La livraison est prévue en 2021, mais sans spéculer sur les longueurs relatives à la construction immobilière, il est assez probable que cette friche reste vide d’exploitation au printemps. L’association Horizon Verdure propose d’ouvrir l’espace à ses adhérents afin de planter d’autres cultures hors sol, mais surtout d’installer une dizaine de composteurs en plus, élargissant l’accès aux cafés et restaurants du quartier.

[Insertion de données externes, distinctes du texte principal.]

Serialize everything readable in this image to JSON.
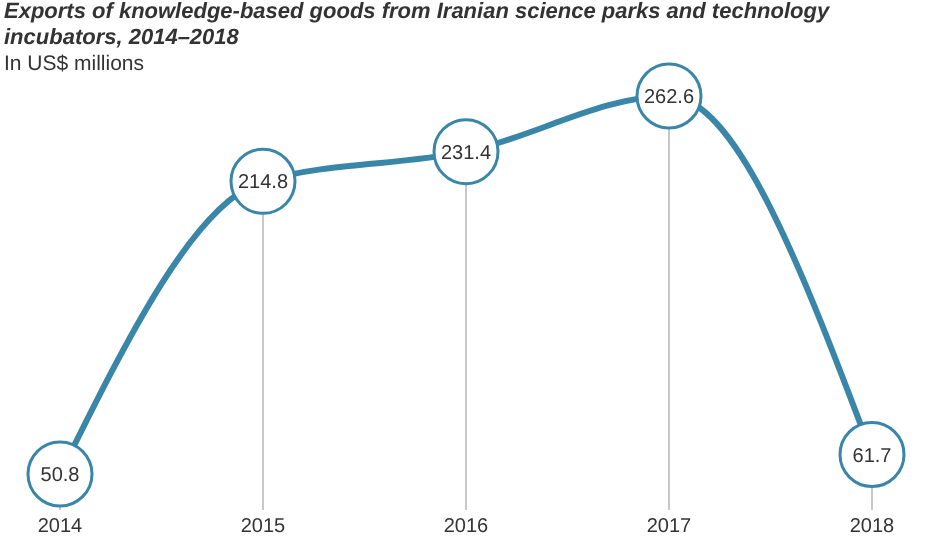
{
  "chart_data": {
    "type": "line",
    "title": "Exports of knowledge-based goods from Iranian science parks and technology incubators, 2014–2018",
    "subtitle": "In US$ millions",
    "categories": [
      "2014",
      "2015",
      "2016",
      "2017",
      "2018"
    ],
    "series": [
      {
        "color": "#3a86a8",
        "values": [
          50.8,
          214.8,
          231.4,
          262.6,
          61.7
        ]
      }
    ],
    "data_labels": true,
    "grid": "x",
    "marker": "circle",
    "line_style": "solid"
  }
}
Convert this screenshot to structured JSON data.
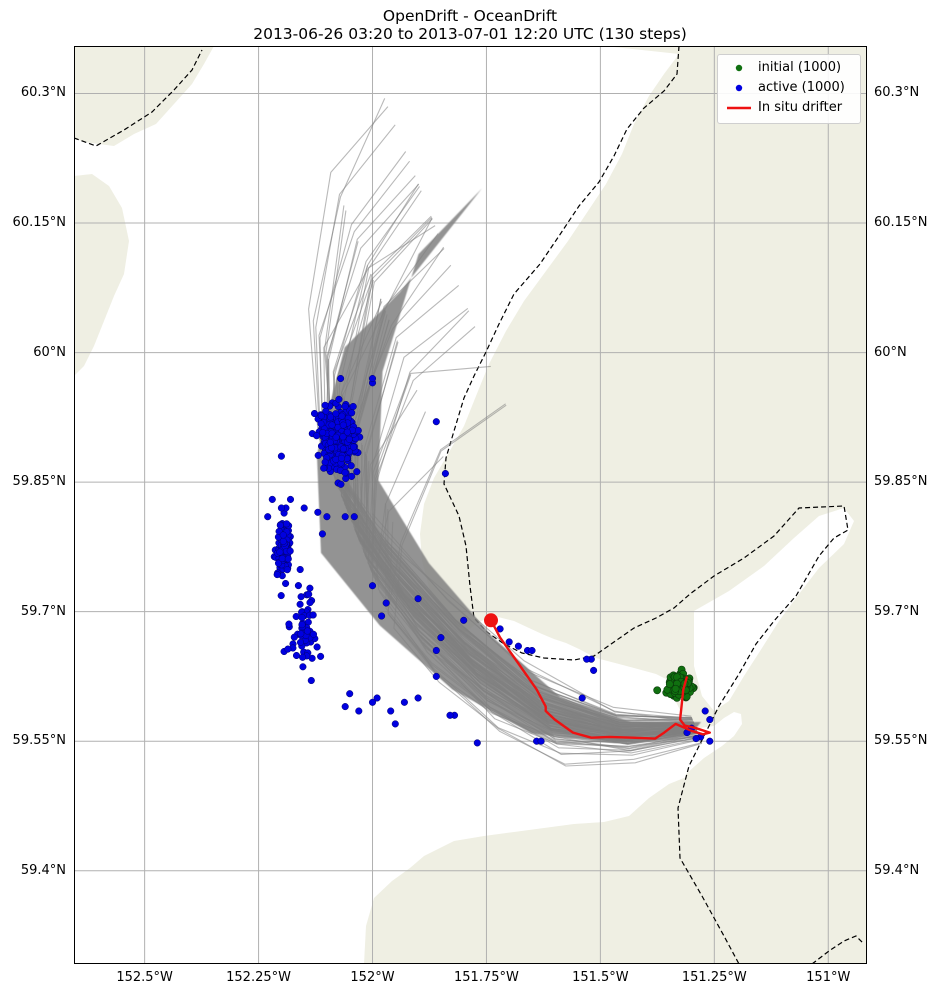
{
  "title": {
    "line1": "OpenDrift - OceanDrift",
    "line2": "2013-06-26 03:20 to 2013-07-01 12:20 UTC (130 steps)"
  },
  "map": {
    "lon_range": [
      -152.655,
      -150.915
    ],
    "lat_range": [
      59.292,
      60.355
    ],
    "lon_ticks": [
      {
        "lon": -152.5,
        "label": "152.5°W"
      },
      {
        "lon": -152.25,
        "label": "152.25°W"
      },
      {
        "lon": -152.0,
        "label": "152°W"
      },
      {
        "lon": -151.75,
        "label": "151.75°W"
      },
      {
        "lon": -151.5,
        "label": "151.5°W"
      },
      {
        "lon": -151.25,
        "label": "151.25°W"
      },
      {
        "lon": -151.0,
        "label": "151°W"
      }
    ],
    "lat_ticks": [
      {
        "lat": 60.3,
        "label": "60.3°N"
      },
      {
        "lat": 60.15,
        "label": "60.15°N"
      },
      {
        "lat": 60.0,
        "label": "60°N"
      },
      {
        "lat": 59.85,
        "label": "59.85°N"
      },
      {
        "lat": 59.7,
        "label": "59.7°N"
      },
      {
        "lat": 59.55,
        "label": "59.55°N"
      },
      {
        "lat": 59.4,
        "label": "59.4°N"
      }
    ],
    "land_color": "#efefe3",
    "grid_color": "#b0b0b0",
    "boundary_color": "#000000"
  },
  "legend": {
    "placement": "top-right",
    "items": [
      {
        "label": "initial (1000)",
        "color": "#107010",
        "symbol": "dot"
      },
      {
        "label": "active (1000)",
        "color": "#0000e0",
        "symbol": "dot"
      },
      {
        "label": "In situ drifter",
        "color": "#ee1111",
        "symbol": "line"
      }
    ]
  },
  "trajectories": {
    "color": "#808080",
    "count": 1000
  },
  "drifter_track": {
    "color": "#ee1111",
    "points": [
      [
        -151.31,
        59.625
      ],
      [
        -151.318,
        59.61
      ],
      [
        -151.322,
        59.59
      ],
      [
        -151.325,
        59.575
      ],
      [
        -151.315,
        59.568
      ],
      [
        -151.29,
        59.565
      ],
      [
        -151.26,
        59.56
      ],
      [
        -151.275,
        59.558
      ],
      [
        -151.3,
        59.562
      ],
      [
        -151.335,
        59.57
      ],
      [
        -151.36,
        59.56
      ],
      [
        -151.38,
        59.553
      ],
      [
        -151.43,
        59.554
      ],
      [
        -151.48,
        59.555
      ],
      [
        -151.52,
        59.554
      ],
      [
        -151.56,
        59.56
      ],
      [
        -151.6,
        59.575
      ],
      [
        -151.62,
        59.585
      ],
      [
        -151.62,
        59.59
      ],
      [
        -151.64,
        59.61
      ],
      [
        -151.68,
        59.64
      ],
      [
        -151.72,
        59.67
      ],
      [
        -151.74,
        59.69
      ]
    ],
    "end_marker": [
      -151.74,
      59.69
    ]
  },
  "initial_seed": {
    "center": [
      -151.325,
      59.614
    ],
    "spread": [
      0.025,
      0.012
    ]
  },
  "active_clusters": [
    {
      "center": [
        -152.075,
        59.9
      ],
      "spread": [
        0.04,
        0.035
      ],
      "count": 360
    },
    {
      "center": [
        -152.195,
        59.775
      ],
      "spread": [
        0.013,
        0.03
      ],
      "count": 120
    },
    {
      "center": [
        -152.15,
        59.68
      ],
      "spread": [
        0.03,
        0.05
      ],
      "count": 60
    }
  ],
  "active_scattered": [
    [
      -152.0,
      59.965
    ],
    [
      -152.0,
      59.97
    ],
    [
      -152.07,
      59.97
    ],
    [
      -151.86,
      59.92
    ],
    [
      -151.84,
      59.86
    ],
    [
      -152.2,
      59.88
    ],
    [
      -152.0,
      59.73
    ],
    [
      -151.9,
      59.715
    ],
    [
      -151.97,
      59.71
    ],
    [
      -151.98,
      59.695
    ],
    [
      -151.8,
      59.69
    ],
    [
      -151.85,
      59.67
    ],
    [
      -151.86,
      59.655
    ],
    [
      -151.86,
      59.625
    ],
    [
      -151.9,
      59.6
    ],
    [
      -151.93,
      59.595
    ],
    [
      -151.96,
      59.585
    ],
    [
      -151.99,
      59.6
    ],
    [
      -152.0,
      59.595
    ],
    [
      -151.95,
      59.57
    ],
    [
      -152.03,
      59.585
    ],
    [
      -152.06,
      59.59
    ],
    [
      -152.05,
      59.605
    ],
    [
      -151.82,
      59.58
    ],
    [
      -151.83,
      59.58
    ],
    [
      -151.77,
      59.548
    ],
    [
      -151.64,
      59.55
    ],
    [
      -151.63,
      59.55
    ],
    [
      -151.54,
      59.6
    ],
    [
      -151.52,
      59.645
    ],
    [
      -151.53,
      59.645
    ],
    [
      -151.515,
      59.632
    ],
    [
      -151.72,
      59.68
    ],
    [
      -151.7,
      59.665
    ],
    [
      -151.68,
      59.66
    ],
    [
      -151.66,
      59.655
    ],
    [
      -151.65,
      59.655
    ],
    [
      -151.27,
      59.585
    ],
    [
      -151.26,
      59.575
    ],
    [
      -151.3,
      59.565
    ],
    [
      -151.28,
      59.555
    ],
    [
      -151.31,
      59.56
    ],
    [
      -151.26,
      59.55
    ],
    [
      -151.29,
      59.553
    ],
    [
      -152.22,
      59.83
    ],
    [
      -152.19,
      59.82
    ],
    [
      -152.18,
      59.83
    ],
    [
      -152.15,
      59.82
    ],
    [
      -152.12,
      59.815
    ],
    [
      -152.1,
      59.81
    ],
    [
      -152.04,
      59.81
    ],
    [
      -152.06,
      59.81
    ],
    [
      -152.11,
      59.79
    ],
    [
      -152.2,
      59.82
    ],
    [
      -152.23,
      59.81
    ]
  ]
}
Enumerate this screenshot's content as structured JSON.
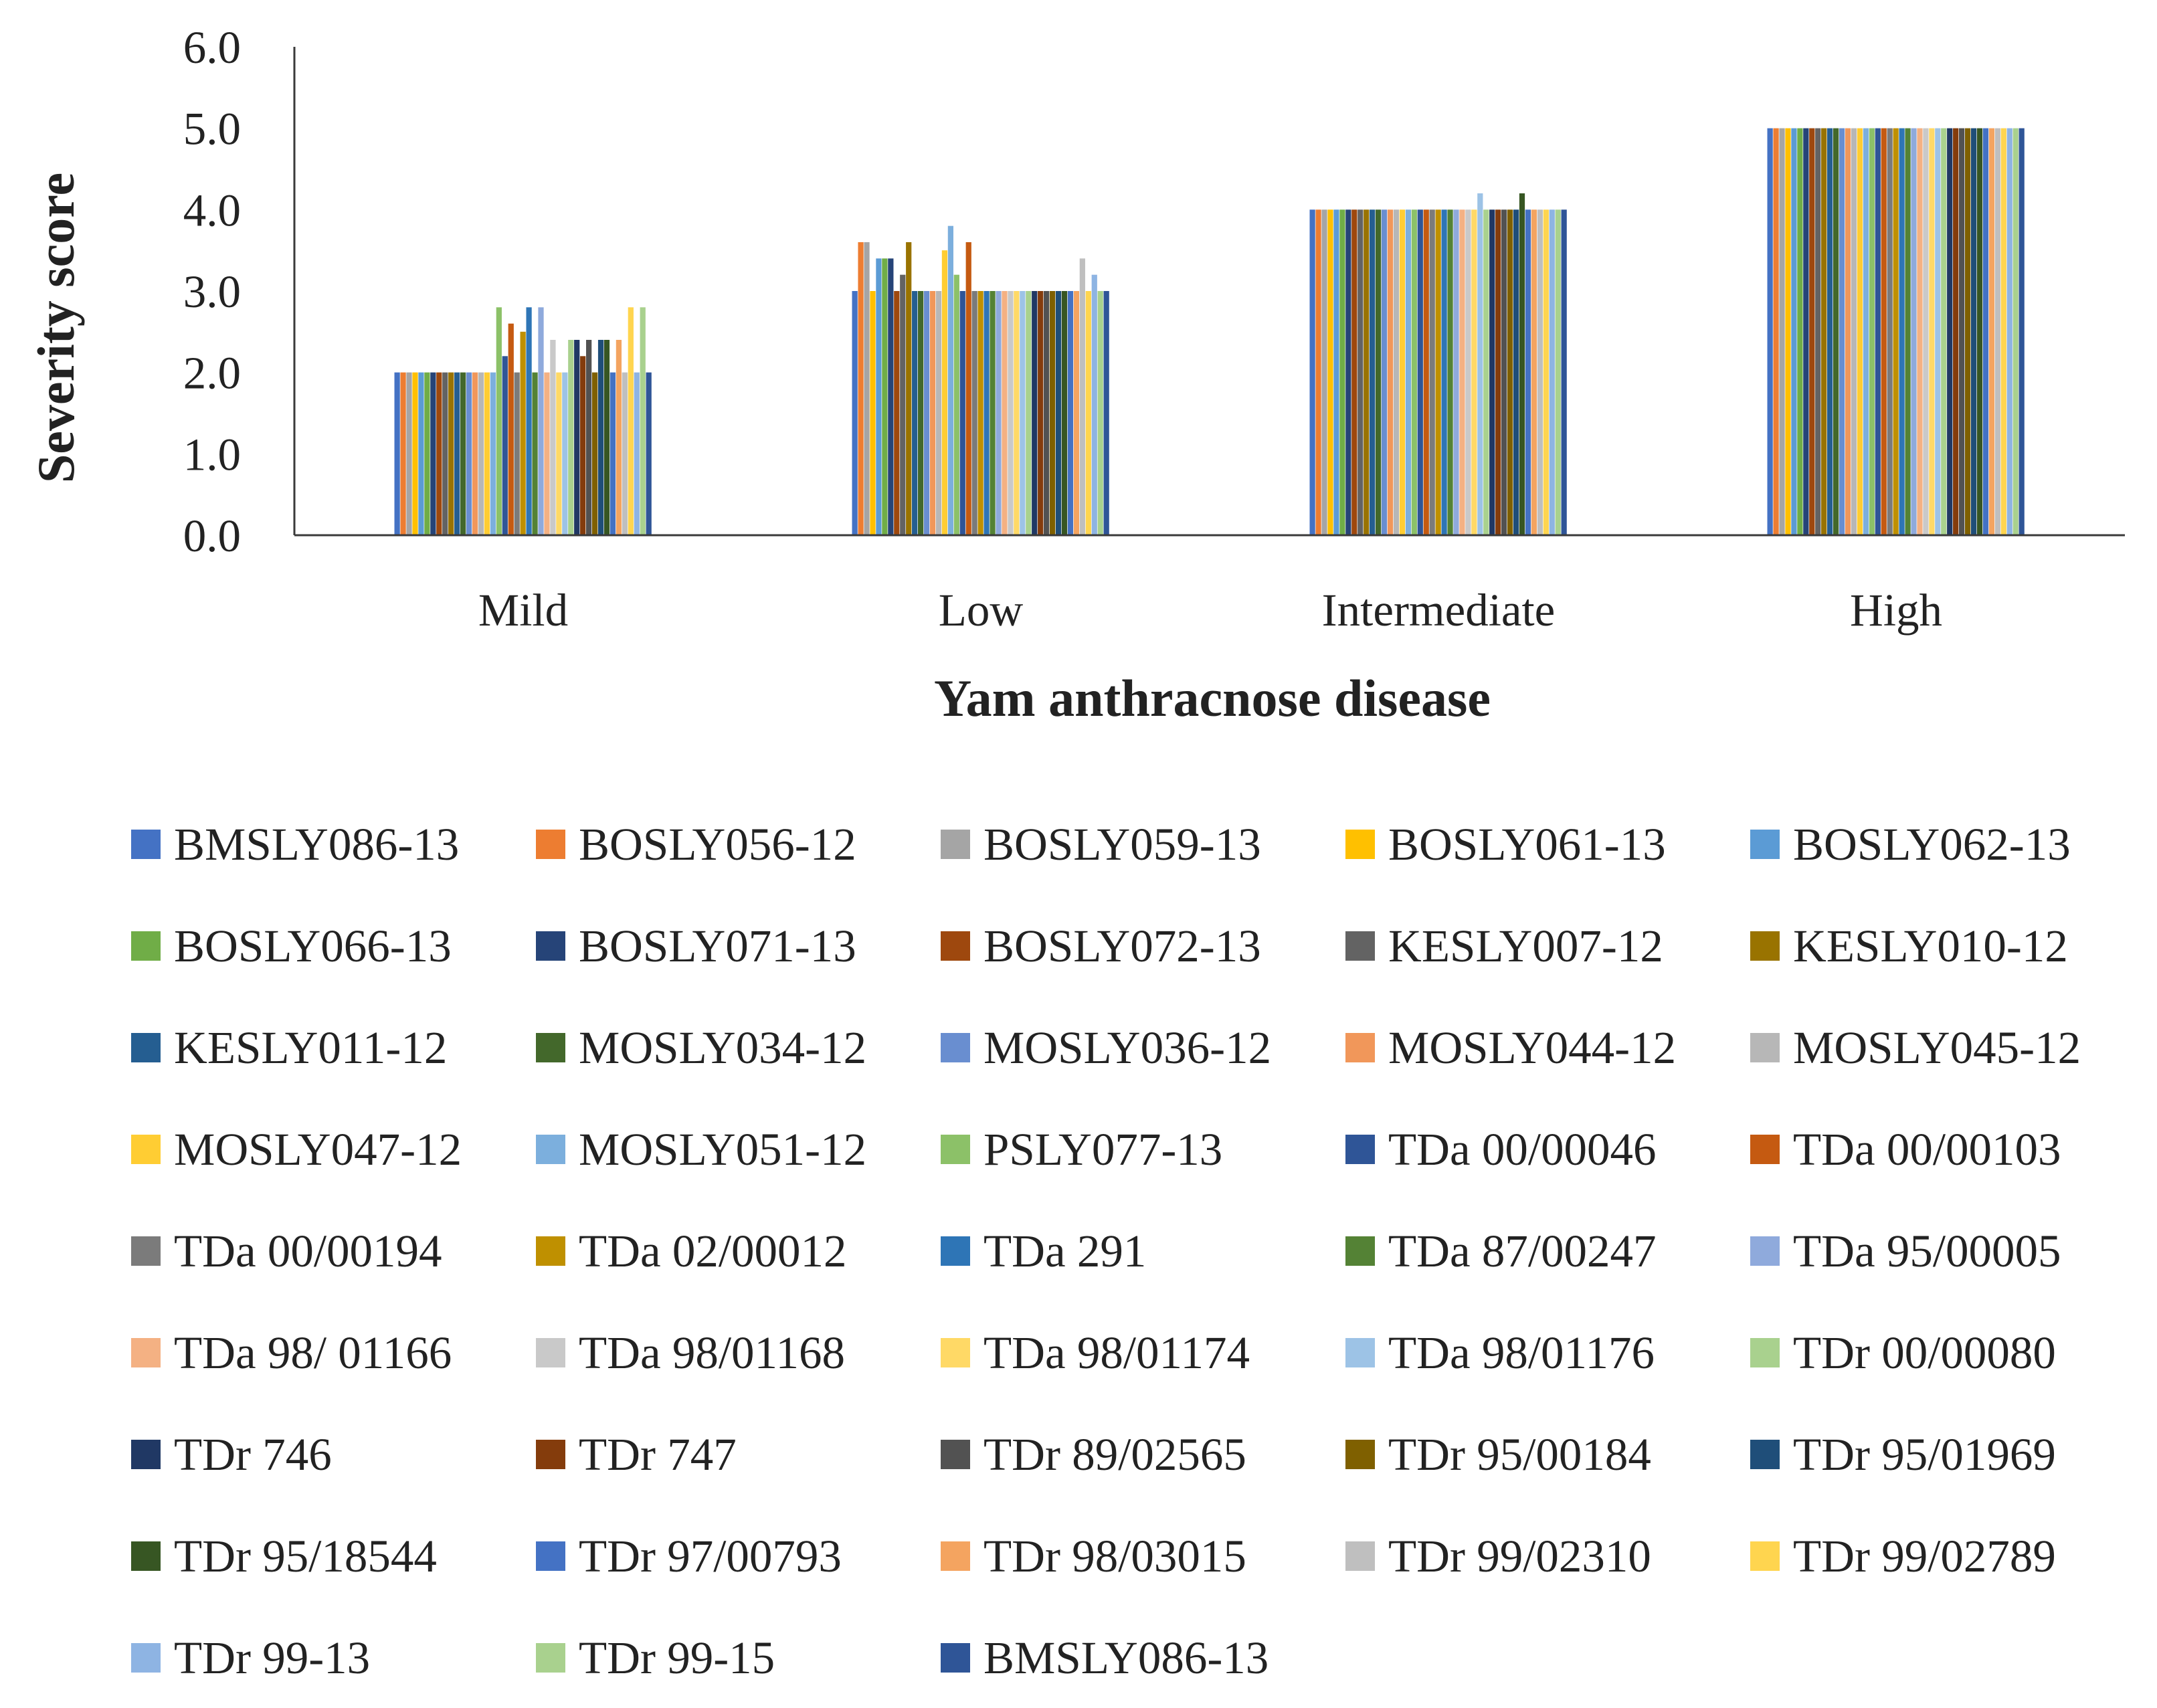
{
  "chart_data": {
    "type": "bar",
    "title": "",
    "xlabel": "Yam anthracnose disease",
    "ylabel": "Severity score",
    "ylim": [
      0,
      6
    ],
    "yticks": [
      "0.0",
      "1.0",
      "2.0",
      "3.0",
      "4.0",
      "5.0",
      "6.0"
    ],
    "grid": false,
    "legend_position": "bottom",
    "categories": [
      "Mild",
      "Low",
      "Intermediate",
      "High"
    ],
    "series": [
      {
        "name": "BMSLY086-13",
        "color": "#4472C4",
        "values": [
          2.0,
          3.0,
          4.0,
          5.0
        ]
      },
      {
        "name": "BOSLY056-12",
        "color": "#ED7D31",
        "values": [
          2.0,
          3.6,
          4.0,
          5.0
        ]
      },
      {
        "name": "BOSLY059-13",
        "color": "#A5A5A5",
        "values": [
          2.0,
          3.6,
          4.0,
          5.0
        ]
      },
      {
        "name": "BOSLY061-13",
        "color": "#FFC000",
        "values": [
          2.0,
          3.0,
          4.0,
          5.0
        ]
      },
      {
        "name": "BOSLY062-13",
        "color": "#5B9BD5",
        "values": [
          2.0,
          3.4,
          4.0,
          5.0
        ]
      },
      {
        "name": "BOSLY066-13",
        "color": "#70AD47",
        "values": [
          2.0,
          3.4,
          4.0,
          5.0
        ]
      },
      {
        "name": "BOSLY071-13",
        "color": "#264478",
        "values": [
          2.0,
          3.4,
          4.0,
          5.0
        ]
      },
      {
        "name": "BOSLY072-13",
        "color": "#9E480E",
        "values": [
          2.0,
          3.0,
          4.0,
          5.0
        ]
      },
      {
        "name": "KESLY007-12",
        "color": "#636363",
        "values": [
          2.0,
          3.2,
          4.0,
          5.0
        ]
      },
      {
        "name": "KESLY010-12",
        "color": "#997300",
        "values": [
          2.0,
          3.6,
          4.0,
          5.0
        ]
      },
      {
        "name": "KESLY011-12",
        "color": "#255E91",
        "values": [
          2.0,
          3.0,
          4.0,
          5.0
        ]
      },
      {
        "name": "MOSLY034-12",
        "color": "#43682B",
        "values": [
          2.0,
          3.0,
          4.0,
          5.0
        ]
      },
      {
        "name": "MOSLY036-12",
        "color": "#698ED0",
        "values": [
          2.0,
          3.0,
          4.0,
          5.0
        ]
      },
      {
        "name": "MOSLY044-12",
        "color": "#F1975A",
        "values": [
          2.0,
          3.0,
          4.0,
          5.0
        ]
      },
      {
        "name": "MOSLY045-12",
        "color": "#B7B7B7",
        "values": [
          2.0,
          3.0,
          4.0,
          5.0
        ]
      },
      {
        "name": "MOSLY047-12",
        "color": "#FFCD33",
        "values": [
          2.0,
          3.5,
          4.0,
          5.0
        ]
      },
      {
        "name": "MOSLY051-12",
        "color": "#7CAFDD",
        "values": [
          2.0,
          3.8,
          4.0,
          5.0
        ]
      },
      {
        "name": "PSLY077-13",
        "color": "#8CC168",
        "values": [
          2.8,
          3.2,
          4.0,
          5.0
        ]
      },
      {
        "name": "TDa 00/00046",
        "color": "#2F5597",
        "values": [
          2.2,
          3.0,
          4.0,
          5.0
        ]
      },
      {
        "name": "TDa 00/00103",
        "color": "#C55A11",
        "values": [
          2.6,
          3.6,
          4.0,
          5.0
        ]
      },
      {
        "name": "TDa 00/00194",
        "color": "#7B7B7B",
        "values": [
          2.0,
          3.0,
          4.0,
          5.0
        ]
      },
      {
        "name": "TDa 02/00012",
        "color": "#BF9000",
        "values": [
          2.5,
          3.0,
          4.0,
          5.0
        ]
      },
      {
        "name": "TDa 291",
        "color": "#2E75B6",
        "values": [
          2.8,
          3.0,
          4.0,
          5.0
        ]
      },
      {
        "name": "TDa 87/00247",
        "color": "#548235",
        "values": [
          2.0,
          3.0,
          4.0,
          5.0
        ]
      },
      {
        "name": "TDa 95/00005",
        "color": "#8FAADC",
        "values": [
          2.8,
          3.0,
          4.0,
          5.0
        ]
      },
      {
        "name": "TDa 98/ 01166",
        "color": "#F4B183",
        "values": [
          2.0,
          3.0,
          4.0,
          5.0
        ]
      },
      {
        "name": "TDa 98/01168",
        "color": "#C9C9C9",
        "values": [
          2.4,
          3.0,
          4.0,
          5.0
        ]
      },
      {
        "name": "TDa 98/01174",
        "color": "#FFD966",
        "values": [
          2.0,
          3.0,
          4.0,
          5.0
        ]
      },
      {
        "name": "TDa 98/01176",
        "color": "#9DC3E6",
        "values": [
          2.0,
          3.0,
          4.2,
          5.0
        ]
      },
      {
        "name": "TDr 00/00080",
        "color": "#A9D18E",
        "values": [
          2.4,
          3.0,
          4.0,
          5.0
        ]
      },
      {
        "name": "TDr 746",
        "color": "#203864",
        "values": [
          2.4,
          3.0,
          4.0,
          5.0
        ]
      },
      {
        "name": "TDr 747",
        "color": "#843C0C",
        "values": [
          2.2,
          3.0,
          4.0,
          5.0
        ]
      },
      {
        "name": "TDr 89/02565",
        "color": "#525252",
        "values": [
          2.4,
          3.0,
          4.0,
          5.0
        ]
      },
      {
        "name": "TDr 95/00184",
        "color": "#7F6000",
        "values": [
          2.0,
          3.0,
          4.0,
          5.0
        ]
      },
      {
        "name": "TDr 95/01969",
        "color": "#1F4E79",
        "values": [
          2.4,
          3.0,
          4.0,
          5.0
        ]
      },
      {
        "name": "TDr 95/18544",
        "color": "#375623",
        "values": [
          2.4,
          3.0,
          4.2,
          5.0
        ]
      },
      {
        "name": "TDr 97/00793",
        "color": "#4472C4",
        "values": [
          2.0,
          3.0,
          4.0,
          5.0
        ]
      },
      {
        "name": "TDr 98/03015",
        "color": "#F4A460",
        "values": [
          2.4,
          3.0,
          4.0,
          5.0
        ]
      },
      {
        "name": "TDr 99/02310",
        "color": "#BFBFBF",
        "values": [
          2.0,
          3.4,
          4.0,
          5.0
        ]
      },
      {
        "name": "TDr 99/02789",
        "color": "#FFD54F",
        "values": [
          2.8,
          3.0,
          4.0,
          5.0
        ]
      },
      {
        "name": "TDr 99-13",
        "color": "#8EB4E3",
        "values": [
          2.0,
          3.2,
          4.0,
          5.0
        ]
      },
      {
        "name": "TDr 99-15",
        "color": "#A9D18E",
        "values": [
          2.8,
          3.0,
          4.0,
          5.0
        ]
      },
      {
        "name": "BMSLY086-13",
        "color": "#2F5597",
        "values": [
          2.0,
          3.0,
          4.0,
          5.0
        ]
      }
    ]
  }
}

Une telle opération permettrait de générer assez de compost pour fertiliser une exploitation à l’échelle du quartier

Si l’attribution du foncier parisien est un processus complexe qui échappe complètement aux Promeneurs de la Petite Ceinture, il nous parait évident que la jachère d’un tel lieu est dommageable, a fortiori quand un collectif qui a fait ses preuves porte un projet prometteur, tant sur le plan social qu’environnemental.

Nous faisons confiance à l’Association Horizon Verdure pour cultiver la PetiteCeinture, et espérons que la Compagnie de Phalsbourg s’inscrira dans cette logique. Si l’installation d’une boite à livres est un projet plus humble que la création d’un ambitieux tiers lieu, la première a le mérite de mettre en valeur et de faire vivre simplement un espace singulier dans l’urbanisme de l’ouest parisien.

Voici, peut-être, une définition du paradis: cultiver ce qui existe déjà sur terre.